Non poche critiche si sono accumulate e sedimentate nei confronti di papa Francesco e del nuovo corso instaurato nella Chiesa a sviluppo e inveramento del programma di rinnovamento fatto proprio dal Concilio Vaticano II nelle sue istanze basilari. L’Esortazione apostolica post sinodale Amoris Laetitia sull’amore nella famiglia in particolare ha provocato reazioni sia in campo ecclesiastico sia in quello più vasto della cultura.
Per esempio il professor Robert Spaemann, docente di filosofia all’Università di Monaco, ha dichiarato che l’Esortazione costituisce una palese ed evidente frattura con tutto il precedente magistero della Chiesa. Il n.305 contraddice in modo aperto quanto Giovanni Paolo II afferma al n.84 della Familiaris Consortio. La nota 351 dell’Amoris Laetitia specifica che “il confessionale non deve essere una sala di tortura, bensì il luogo della misericordia del Signore” e che l’Eucarestia “non è un premio per i più perfetti, ma un generoso rimedio e un alimento per i deboli”. Là si postulava il principio che la Chiesa “ribadisce la sua prassi, fondata sulla Sacra Scrittura, di non ammettere alla comunione eucaristica i divorziati risposati”.
Invece i casi previsti da papa Francesco, che prendono in considerazione l’aiuto della Chiesa, contemplano situazioni oggettive di peccato, in cui i fedeli non siano soggettivamente colpevoli o non lo siano in modo pieno. È il Vangelo della misericordia, il realismo di Dio che intervengono a correggere l’interpretazione rigida degli eterni dottori della Legge, fedeli a una dottrina interpretata in senso ideologico, ridotta ad un insieme di teorie astratte e cristallizzate.
Si vorrebbe papa Francesco incline al perentorio aut aut, mentre a qualche tradizionalista sembra preferire la logica del non solum, sed etiam, secondo la logica del caso per caso, figlia dell’etica della situazione. La Chiesa del “ma anche” si ispirerebbe alla logica del mondo, non a quella del Vangelo. E il mondo di fatto applaude. La coerenza postula la persecuzione, non l’applauso. Francesco sente tutta la tensione che c’è tra dottrina negli asserti definitori e pastorale, tra coscienza soggettiva e obiettività della Legge, tra misericordia e implacabile giustizia. Per lui importa scoprire la presenza di Dio in una determinata situazione (senza cedere al relativismo), che cosa ci chiede qui e ora. La Parola è una compagna di viaggio che ci sostiene in mezzo al dolore. Dottrina e pastorale si incontrano nel medesimo amore per la verità, che non è un’astrazione, ma si integra nel cammino storico di ogni vivente, luogo di discernimento e di dialogo. Le situazioni sono spesso complesse e il pensiero umano colle sue decisioni risulta sempre incompleto.
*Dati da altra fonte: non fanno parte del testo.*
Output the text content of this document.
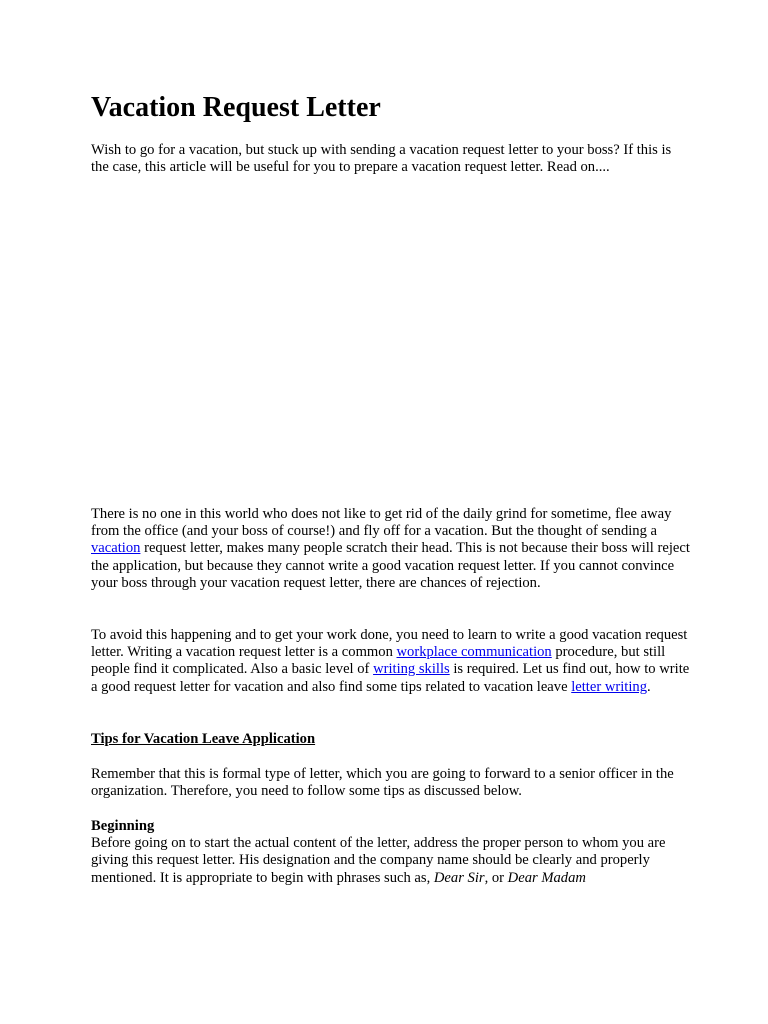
Vacation Request Letter

Wish to go for a vacation, but stuck up with sending a vacation request letter to your boss? If this is the case, this article will be useful for you to prepare a vacation request letter. Read on....

There is no one in this world who does not like to get rid of the daily grind for sometime, flee away from the office (and your boss of course!) and fly off for a vacation. But the thought of sending a vacation request letter, makes many people scratch their head. This is not because their boss will reject the application, but because they cannot write a good vacation request letter. If you cannot convince your boss through your vacation request letter, there are chances of rejection.

To avoid this happening and to get your work done, you need to learn to write a good vacation request letter. Writing a vacation request letter is a common workplace communication procedure, but still people find it complicated. Also a basic level of writing skills is required. Let us find out, how to write a good request letter for vacation and also find some tips related to vacation leave letter writing.

Tips for Vacation Leave Application

Remember that this is formal type of letter, which you are going to forward to a senior officer in the organization. Therefore, you need to follow some tips as discussed below.

Beginning
Before going on to start the actual content of the letter, address the proper person to whom you are giving this request letter. His designation and the company name should be clearly and properly mentioned. It is appropriate to begin with phrases such as, Dear Sir, or Dear Madam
È all’interno della storia che si opera. Gesù andava tra la gente, in mezzo alle folle, e prendeva la gente com’era, non come doveva essere. La misericordia non fa che incarnare la carità nella vita. Scontare la pena per gli errori commessi è solo l’inizio della conversione. “Gesù vuole una Chiesa attenta al bene che lo Spirito sparge in mezzo alla fragilità”. “Dio ingloba e supera la giustizia in un evento superiore, dove si sperimenta l’amore, che è il fondamento della vera giustizia”.
Il passo avanti segnato da Francesco consiste nella presa di coscienza di una evoluzione oggettiva, quella dei condizionamenti propri delle nostre società. Si deve prendere atto di quanto limita la capacità di decisione di molte coscienze. Nessuna rottura col precedente magistero.
Solo che la comunità ecclesiale in molti casi risulta ancora immobilizzata in mezzo al guado; in molte parrocchie perdura il privato sacrale. Si accusa Francesco di parlare tanto di sinodalità, mentre poi decide da solo con un accentramento personale del governo. Egli però richiede di esprimere le critiche con libertà; accetta, quando non invoca, la diversità per arricchire l’unità e non romperla. Pensa a una riforma della Curia che comporti non un cambiamento delle persone, ma nelle persone.